Um rio do outro mundo

Hoje falarei, pois, não de um livro mas de uma reportagem. No número de novembro de 1991 o jornalista Robert Caputo leva-nos a bordo do Coronel Ebeya, um dos dois navios sobrelotados que na altura faziam o trajeto de perto de dois mil quilómetros no Rio Zaire (atual rio Congo) entre Kinshasa e a quarta…

Durante muitos anos acreditei que uma biblioteca só poderia ter livros, livros e mais livros. Um dia alarguei os meus horizontes e percebi que podia conter tudo o que fosse feito de papel – o que inclui, naturalmente, jornais e revistas. Dir-se-ia que, em princípio, a sabedoria destes não serão tão sólida e duradoura quanto a dos livros, mas há casos que desafiam as regras. A National Geographic é um deles. Em cada exemplar encontro artigos que se mantêm interessantes passados dez, vinte ou quarenta anos. E fotografias que continuam a deixar-me de boca aberta.

Hoje falarei, pois, não de um livro mas de uma reportagem. No número de novembro de 1991 o jornalista Robert Caputo leva-nos a bordo do Coronel Ebeya, um dos dois navios sobrelotados que na altura faziam o trajeto de perto de dois mil quilómetros no Rio Zaire (atual rio Congo) entre Kinshasa e a quarta maior cidade do país, Kisangani.

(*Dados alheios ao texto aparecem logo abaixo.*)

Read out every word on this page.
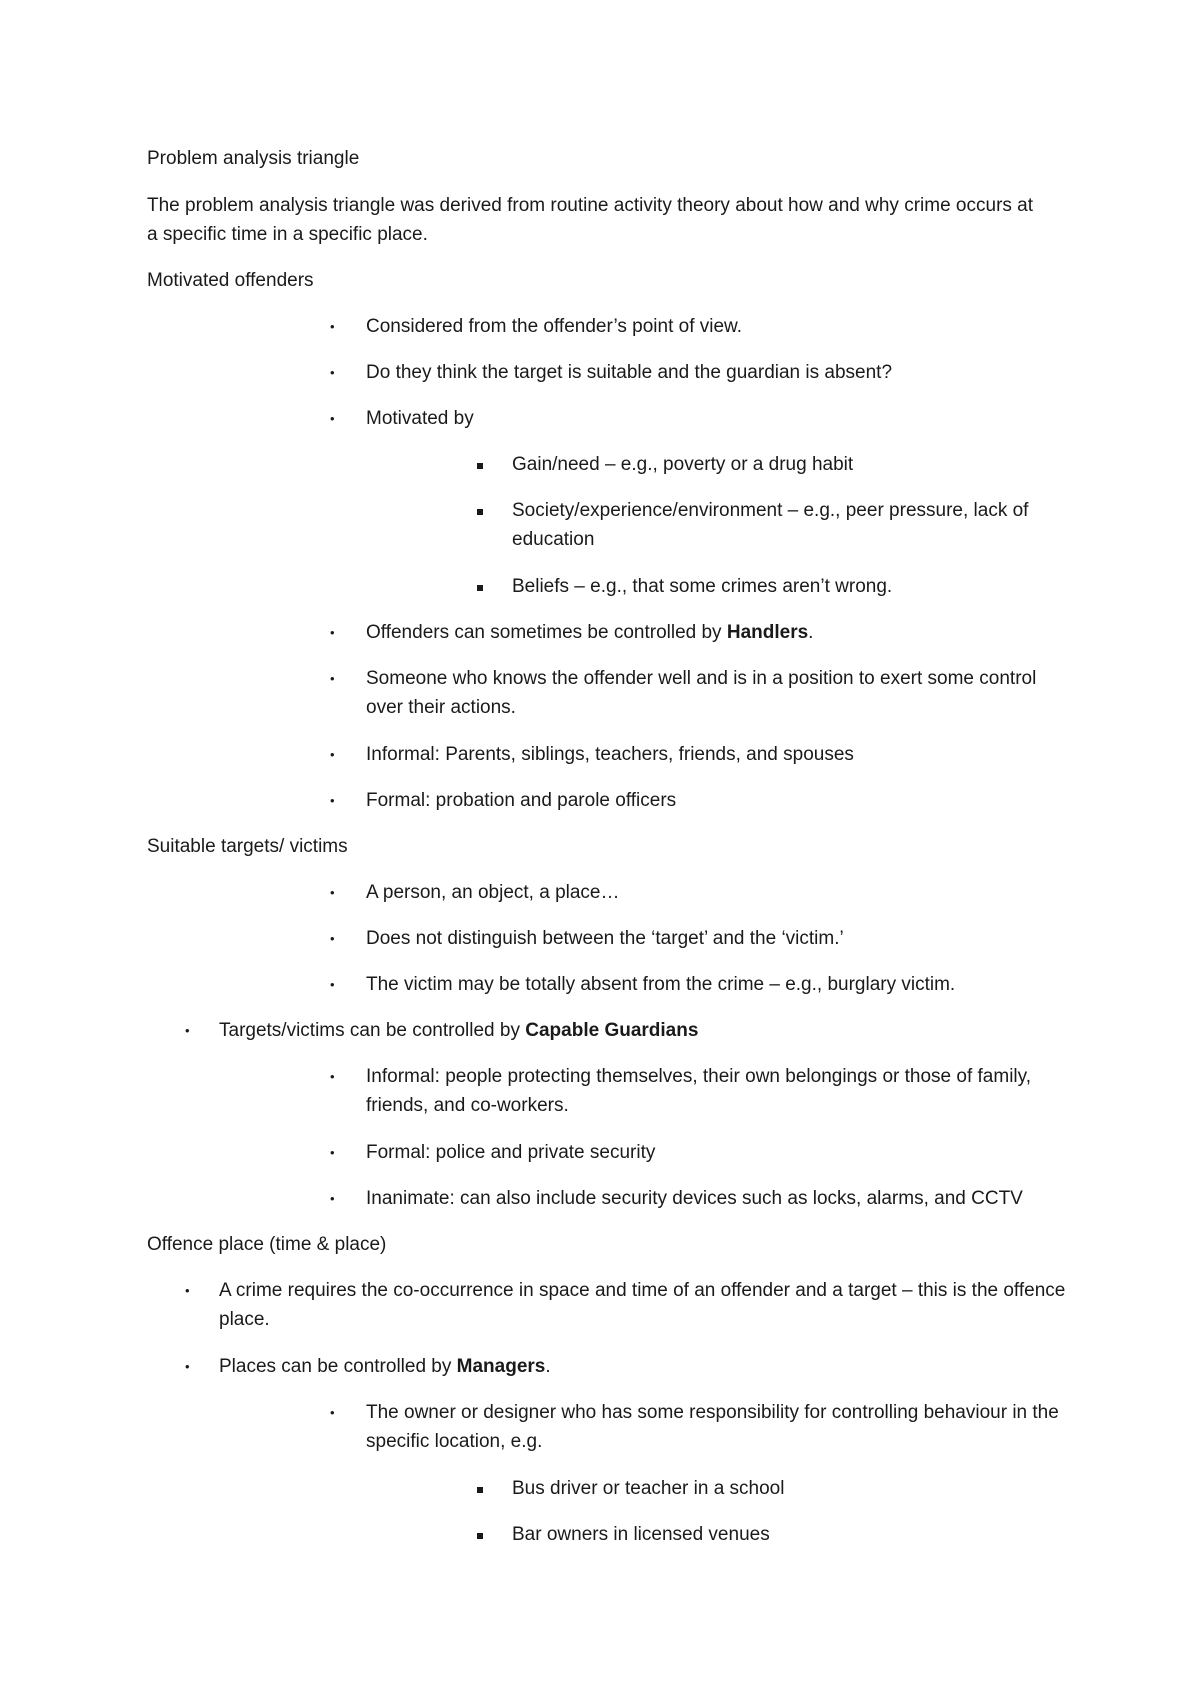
Problem analysis triangle
The problem analysis triangle was derived from routine activity theory about how and why crime occurs at a specific time in a specific place.
Motivated offenders
• Considered from the offender’s point of view.
• Do they think the target is suitable and the guardian is absent?
• Motivated by
Gain/need – e.g., poverty or a drug habit
Society/experience/environment – e.g., peer pressure, lack of education
Beliefs – e.g., that some crimes aren’t wrong.
• Offenders can sometimes be controlled by Handlers.
• Someone who knows the offender well and is in a position to exert some control over their actions.
• Informal: Parents, siblings, teachers, friends, and spouses
• Formal: probation and parole officers
Suitable targets/ victims
• A person, an object, a place…
• Does not distinguish between the ‘target’ and the ‘victim.’
• The victim may be totally absent from the crime – e.g., burglary victim.
• Targets/victims can be controlled by Capable Guardians
• Informal: people protecting themselves, their own belongings or those of family, friends, and co-workers.
• Formal: police and private security
• Inanimate: can also include security devices such as locks, alarms, and CCTV
Offence place (time & place)
• A crime requires the co-occurrence in space and time of an offender and a target – this is the offence place.
• Places can be controlled by Managers.
• The owner or designer who has some responsibility for controlling behaviour in the specific location, e.g.
Bus driver or teacher in a school
Bar owners in licensed venues
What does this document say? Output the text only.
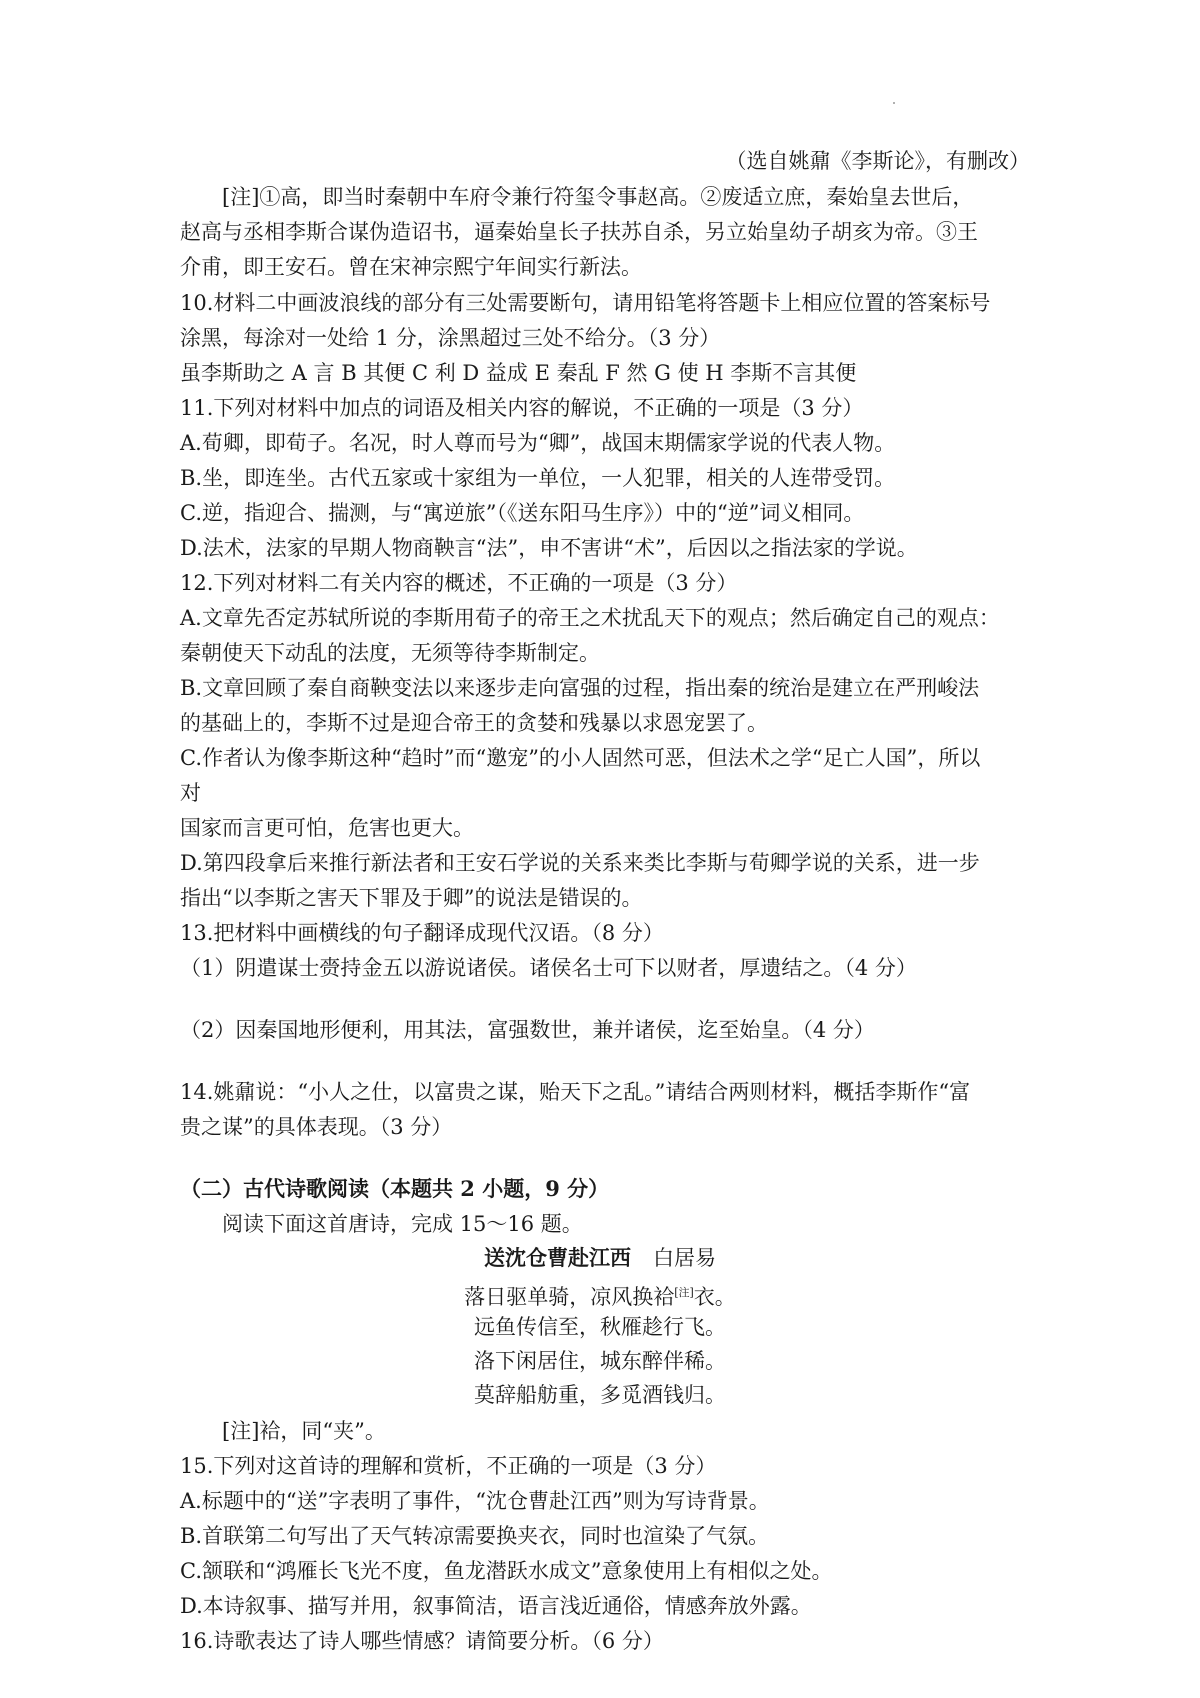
（选自姚鼐《李斯论》，有删改）
[注]①高，即当时秦朝中车府令兼行符玺令事赵高。②废适立庶，秦始皇去世后，
赵高与丞相李斯合谋伪造诏书，逼秦始皇长子扶苏自杀，另立始皇幼子胡亥为帝。③王
介甫，即王安石。曾在宋神宗熙宁年间实行新法。
10.材料二中画波浪线的部分有三处需要断句，请用铅笔将答题卡上相应位置的答案标号
涂黑，每涂对一处给 1 分，涂黑超过三处不给分。（3 分）
虽李斯助之 A 言 B 其便 C 利 D 益成 E 秦乱 F 然 G 使 H 李斯不言其便
11.下列对材料中加点的词语及相关内容的解说，不正确的一项是（3 分）
A.荀卿，即荀子。名况，时人尊而号为“卿”，战国末期儒家学说的代表人物。
B.坐，即连坐。古代五家或十家组为一单位，一人犯罪，相关的人连带受罚。
C.逆，指迎合、揣测，与“寓逆旅”（《送东阳马生序》）中的“逆”词义相同。
D.法术，法家的早期人物商鞅言“法”，申不害讲“术”，后因以之指法家的学说。
12.下列对材料二有关内容的概述，不正确的一项是（3 分）
A.文章先否定苏轼所说的李斯用荀子的帝王之术扰乱天下的观点；然后确定自己的观点：
秦朝使天下动乱的法度，无须等待李斯制定。
B.文章回顾了秦自商鞅变法以来逐步走向富强的过程，指出秦的统治是建立在严刑峻法
的基础上的，李斯不过是迎合帝王的贪婪和残暴以求恩宠罢了。
C.作者认为像李斯这种“趋时”而“邀宠”的小人固然可恶，但法术之学“足亡人国”，所以
对
国家而言更可怕，危害也更大。
D.第四段拿后来推行新法者和王安石学说的关系来类比李斯与荀卿学说的关系，进一步
指出“以李斯之害天下罪及于卿”的说法是错误的。
13.把材料中画横线的句子翻译成现代汉语。（8 分）
（1）阴遣谋士赍持金五以游说诸侯。诸侯名士可下以财者，厚遗结之。（4 分）
（2）因秦国地形便利，用其法，富强数世，兼并诸侯，迄至始皇。（4 分）
14.姚鼐说：“小人之仕，以富贵之谋，贻天下之乱。”请结合两则材料，概括李斯作“富
贵之谋”的具体表现。（3 分）
（二）古代诗歌阅读（本题共 2 小题，9 分）
阅读下面这首唐诗，完成 15～16 题。
送沈仓曹赴江西 白居易
落日驱单骑，凉风换袷[注]衣。
远鱼传信至，秋雁趁行飞。
洛下闲居住，城东醉伴稀。
莫辞船舫重，多觅酒钱归。
[注]袷，同“夹”。
15.下列对这首诗的理解和赏析，不正确的一项是（3 分）
A.标题中的“送”字表明了事件，“沈仓曹赴江西”则为写诗背景。
B.首联第二句写出了天气转凉需要换夹衣，同时也渲染了气氛。
C.颔联和“鸿雁长飞光不度，鱼龙潜跃水成文”意象使用上有相似之处。
D.本诗叙事、描写并用，叙事简洁，语言浅近通俗，情感奔放外露。
16.诗歌表达了诗人哪些情感？请简要分析。（6 分）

«Este barco é o único mercado, a única farmácia, a única clínica e o único bar em centenas de quilómetros», explica o comandante do navio. De facto, com mais de cinco mil passageiros amontoados a exercer todo o tipo de atividades, tem razão o repórter ao dizer que o Coronel Ebeya não é um mero navio, mas uma autêntica cidade ambulante. E, como todas as cidades, tem a sua própria estratificação social: a primeira classe era designada na gíria por Europa; a segunda por China – «demasiadas pessoas, mas a situação não é má»; «à terceira classe chamamos Zaire, onde a vida é para ser tolerada».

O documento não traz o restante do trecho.